Which, by the way, was entirely too expected, and a little too familiar. (Does anyone else see the similarities between Heartstrikers and Eli Monpress? The fact that there’s an otherworldly female bad guy who’s a little bit crazy, and the fact that everyone keeps surmounting obstacles that should be entirely insurmountable, and the total lack of severe, overwhelming consequences? Don’t get me wrong, I loved Eli Monpress, but I object to repeating plot lines and/or character actions. Just my opinion.)
I thought this would be the last book, the final battle, the epic, heart-wrenching conclusion and instead I got a couple hundred pages of suspense and world-building and then we FINALLY got where we should have gotten a while ago.
But, really, I can deal with all that.
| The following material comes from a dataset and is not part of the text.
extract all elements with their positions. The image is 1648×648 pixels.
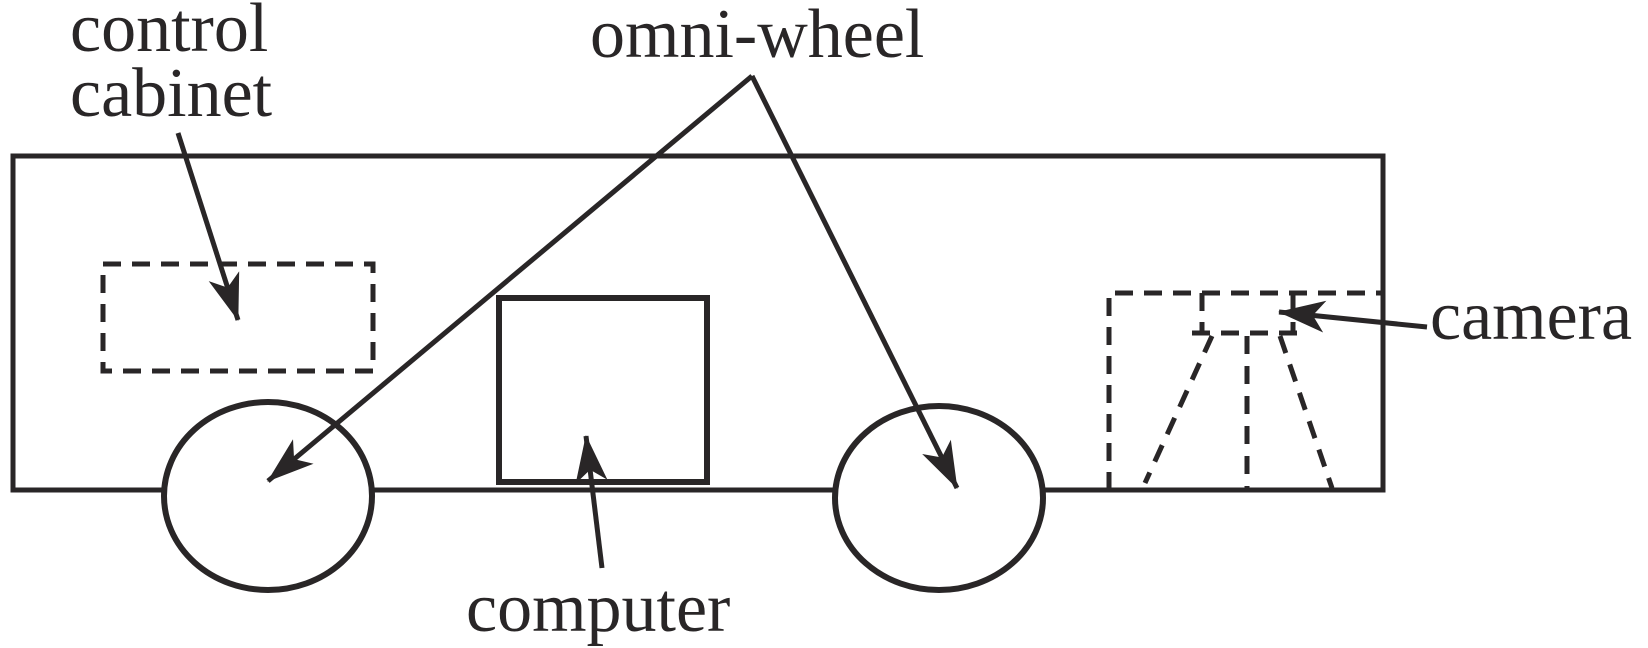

I would have really liked this book if it hadn’t been for the second-to-last chapter.
I’m so disappointed, and I really loved their romance up to now.
And I really wanted to love this book.
Still not sure if I’m going to read the next one. (Honestly, I probably will, but don’t tell anyone.)
Sexual Content: Dragoness says it should have been impossible for her to get pregnant because she and her consort stayed in human form at all times, but somehow it happened. / One brief bedroom scene between male/female unmarried teenagers – they kiss several times, then start undressing each other. The sexual intercourse is obvious but not explicitly written.
Language: 3 derogatory terms.
Violence: Characters find the ashes of a dragon’s body. Mage is burned and nearly dissolved by magic. “Magical construct” who certainly seems to have a soul is partially deconstructed and used (for her spellwork) against her will. Lake spirit and city spirit fight each other, throwing tidal waves of water and entire buildings (respectively), a fairly long detailed fight that a couple of dragons do get mixed up in. Several characters are nearly drowned.